Big Stan

Filmplakat Big Stan
Regie Rob Schneider  Drehbuch Josh Lieb  Produzenten John Schneider, Mark A.Z. Dippé, Rob Schneider, David Hillary, Timothy Wayne Peternel, Wayne Peternel 
Genre Komödie  FSK 16  Filmlänge 100 min
Land USA  Kinostart 25.06.2009  DVD-Start 30.10.2009  Verleih 20th Century Fox Germany

Story

Stan Minton ist millionenschwer und dick im Geschäft. Leider kommt man seinem Geheimrezept – alte Damen übers Kreuz legen – auf die Schliche und verurteilt ihn zu drei Jahren Gefängnis wegen schweren Betrugs. Mit Hilfe seines Anwaltes und einem korrupten Richter schafft es Stan jedoch, seine Haftstrafe noch sechs Monate hinauszuzögern. Diese Zeit nutzt er geschickt, um sich auf ein Leben als Häftling vorzubereiten. Aus Angst vor sexuellen Übergriffen und sonstiges Gewalttaten, nimmt er Unterricht beim „Meister“ höchstpersönlich und macht sich so fit für den harten und rauen Gefängnisalltag.

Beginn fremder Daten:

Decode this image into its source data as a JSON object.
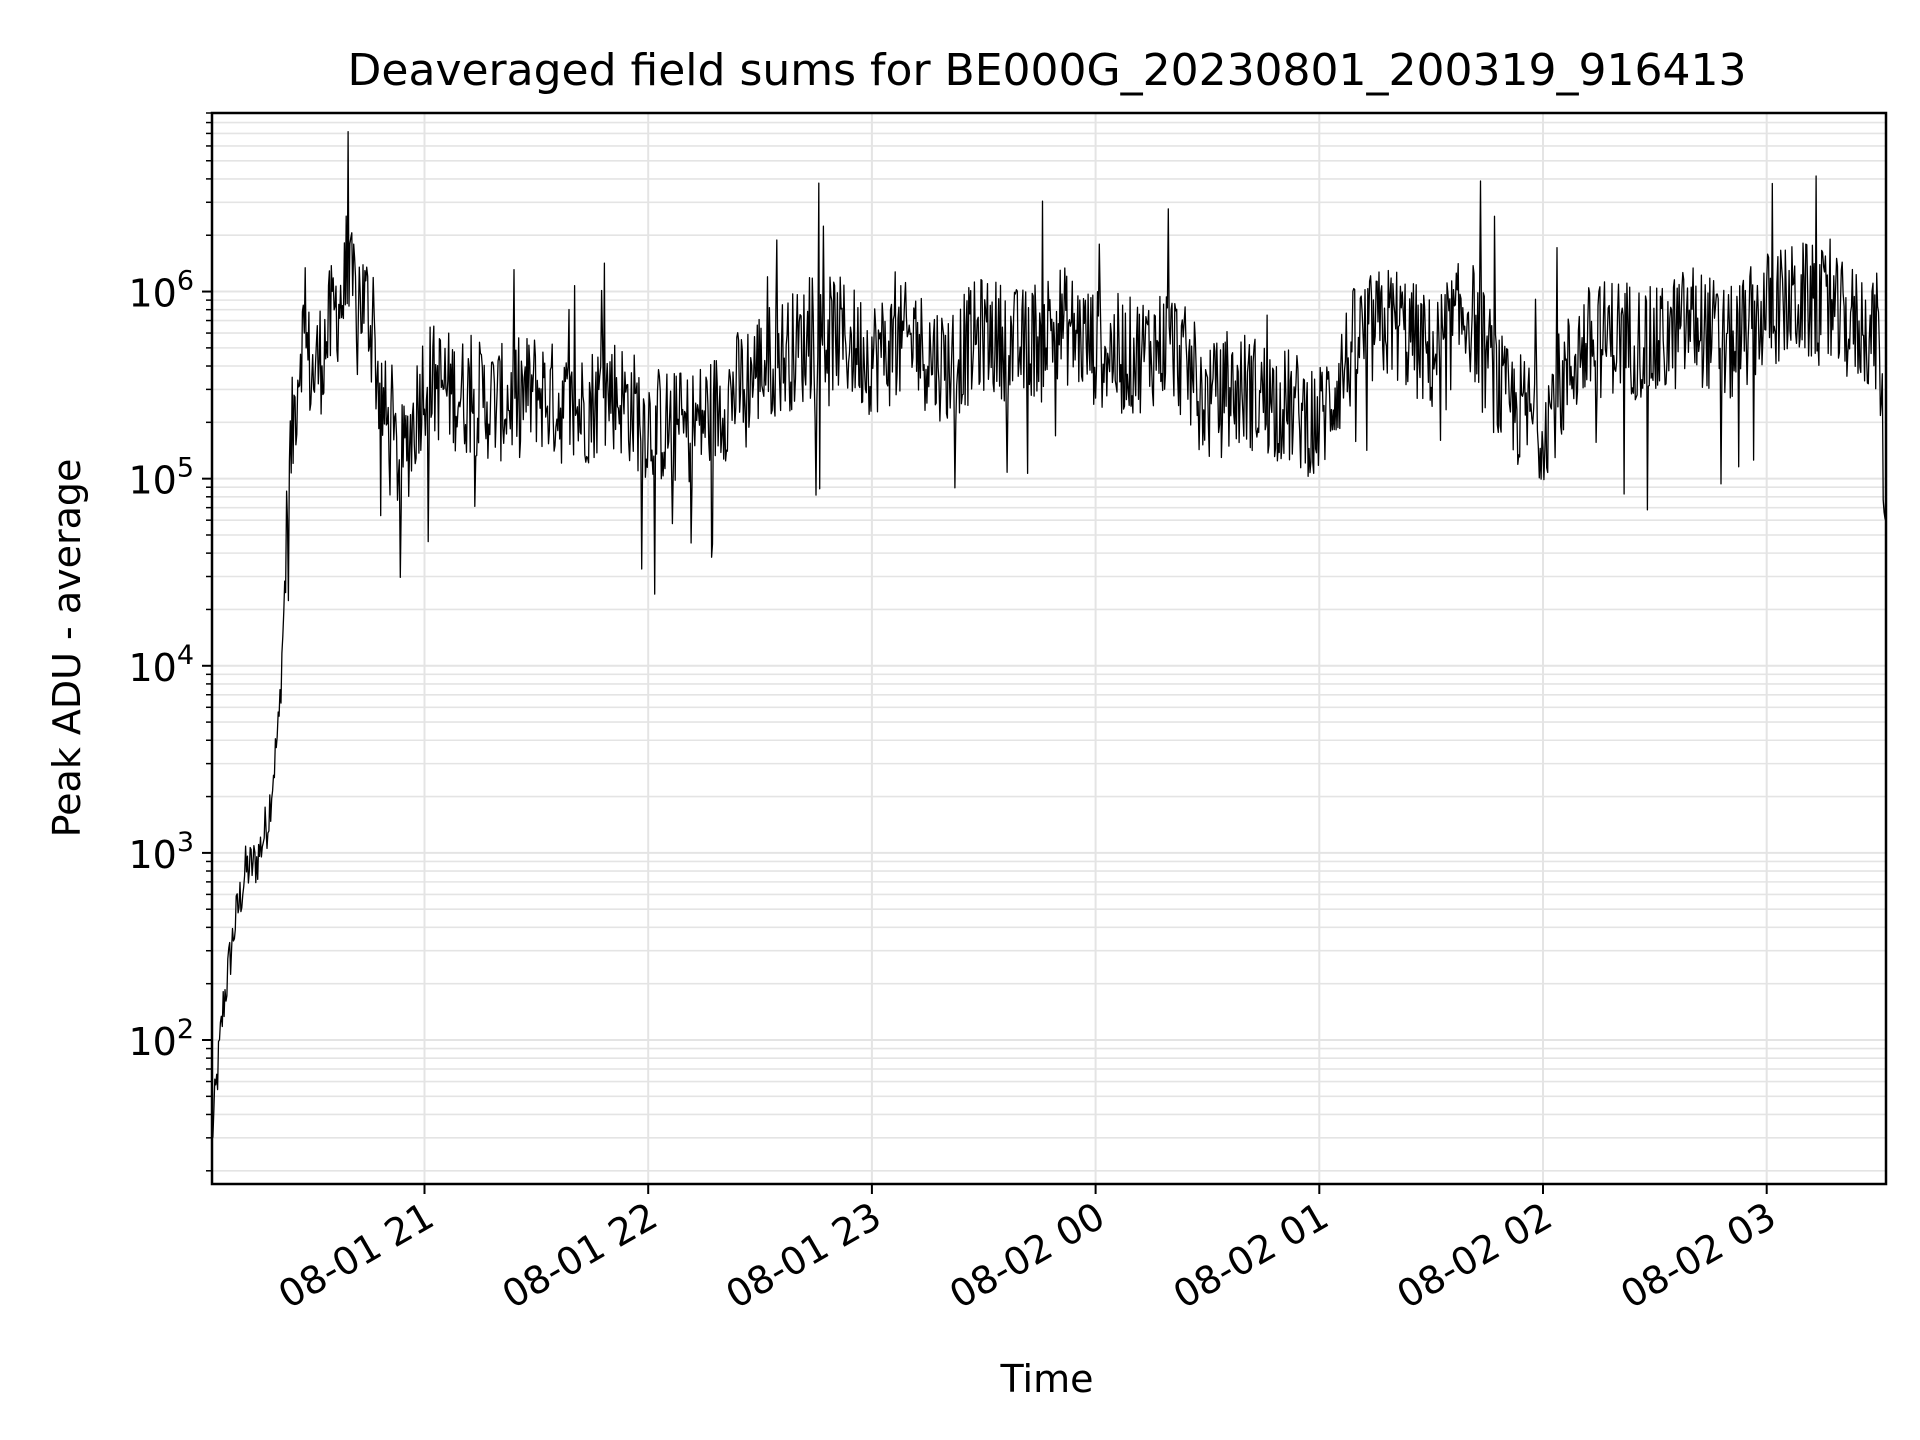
{
  "chart_data": {
    "type": "line",
    "title": "Deaveraged field sums for BE000G_20230801_200319_916413",
    "xlabel": "Time",
    "ylabel": "Peak ADU - average",
    "yscale": "log",
    "ylim": [
      17,
      9000000
    ],
    "xlim": [
      "2023-08-01 20:03",
      "2023-08-02 03:32"
    ],
    "x_ticks": [
      "08-01 21",
      "08-01 22",
      "08-01 23",
      "08-02 00",
      "08-02 01",
      "08-02 02",
      "08-02 03"
    ],
    "y_ticks": [
      {
        "base": "10",
        "exp": "2",
        "value": 100
      },
      {
        "base": "10",
        "exp": "3",
        "value": 1000
      },
      {
        "base": "10",
        "exp": "4",
        "value": 10000
      },
      {
        "base": "10",
        "exp": "5",
        "value": 100000
      },
      {
        "base": "10",
        "exp": "6",
        "value": 1000000
      }
    ],
    "grid": true,
    "line_color": "#000000",
    "grid_color": "#e4e4e4",
    "series": [
      {
        "x": [
          "20:03",
          "20:06",
          "20:09",
          "20:12",
          "20:15",
          "20:18",
          "20:21",
          "20:24",
          "20:27",
          "20:30",
          "20:33",
          "20:36",
          "20:39",
          "20:42",
          "20:45",
          "20:48",
          "20:51",
          "20:54",
          "20:57",
          "21:00",
          "21:10",
          "21:20",
          "21:30",
          "21:40",
          "21:50",
          "22:00",
          "22:10",
          "22:20",
          "22:30",
          "22:40",
          "22:50",
          "23:00",
          "23:10",
          "23:20",
          "23:30",
          "23:40",
          "23:50",
          "00:00",
          "00:10",
          "00:20",
          "00:30",
          "00:40",
          "00:50",
          "01:00",
          "01:10",
          "01:20",
          "01:30",
          "01:40",
          "01:50",
          "02:00",
          "02:10",
          "02:20",
          "02:30",
          "02:40",
          "02:50",
          "03:00",
          "03:10",
          "03:20",
          "03:30",
          "03:32"
        ],
        "y": [
          30,
          150,
          400,
          800,
          900,
          1500,
          5000,
          130000,
          600000,
          350000,
          500000,
          800000,
          1000000,
          1000000,
          800000,
          300000,
          150000,
          120000,
          200000,
          350000,
          280000,
          250000,
          300000,
          220000,
          300000,
          200000,
          180000,
          250000,
          400000,
          500000,
          600000,
          450000,
          550000,
          400000,
          600000,
          500000,
          700000,
          500000,
          450000,
          550000,
          250000,
          300000,
          250000,
          200000,
          550000,
          700000,
          450000,
          800000,
          250000,
          200000,
          500000,
          600000,
          500000,
          700000,
          500000,
          800000,
          900000,
          700000,
          600000,
          60000
        ]
      }
    ]
  }
}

In der Haftanstalt angekommen, macht er dem Ruf seines Meisters sogleich alle Ehre und zeigt den harten Jungs wer nun der Chef in dem Laden ist…

Schauspieler

Big Stan Rob Schneider, David Carradine, Jennifer Morrison, Scott Wilson, Richard Kind, Sally Kirkland, M. Emmet Walsh, Henry Gibson, Jackson Rathbone, Kevin Gage, Bob Sapp, Brandon T. Jackson, Dan Haggerty, Richard Riehle, Marcia Wallace, Tsuyoshi Abe, Salvator Xuereb, Randy Couture, Jim Cody Williams

Filmkritik von Kathrin Lang

Kathrin vergibt 3 von 5 Ms Big Stan Komödien mit Rob Schneider waren schon immer so eine Sache. Erinnern wir uns zurück an „Deuce Bigalow: European Gigolo“ oder, noch schlimmer, an „Hot Chick – Verrückte Hühner“. Beide Filme wollten durch ihren niveaulosen Witz punkten und gingen bei diesem Versuch sang- und klanglos unter. In „Big Stan“ übernimmt Rob Schneider nun nicht nur die Titelrolle, sondern auch noch die Regie. Immerhin scheint er mit dieser Entscheidung einen kleinen Schritt nach vorne, anstatt nach hinten getan zu haben. Zwar ist sein „Big Stan“ ein streckenweise ödes und mehr als nur ermüdendes Stück Zelluloid geworden, doch immerhin feuert er gekonnt auch die ein oder andere geglückte Lachsalve in Richtung Publikum. Überraschend souverän verhält er sich im Umgang mit Klischees über Schwarze, Nazis, Schwule (…) und verschafft sich dadurch einige Pluspunkte. Den ein der anderen Schlag unter die Gürtellinie kann dadurch schon leichter verziehen und auch verkraftet werden. Schade, dass Schneider sein manchmal lustiges Niveau nicht durchweg halten kann. Nur allzu oft verkommt „Big Stan“ zu einer flachen Komödie, deren Ende man sich schneller herbeisehnt, als dass es letztendlich kommt.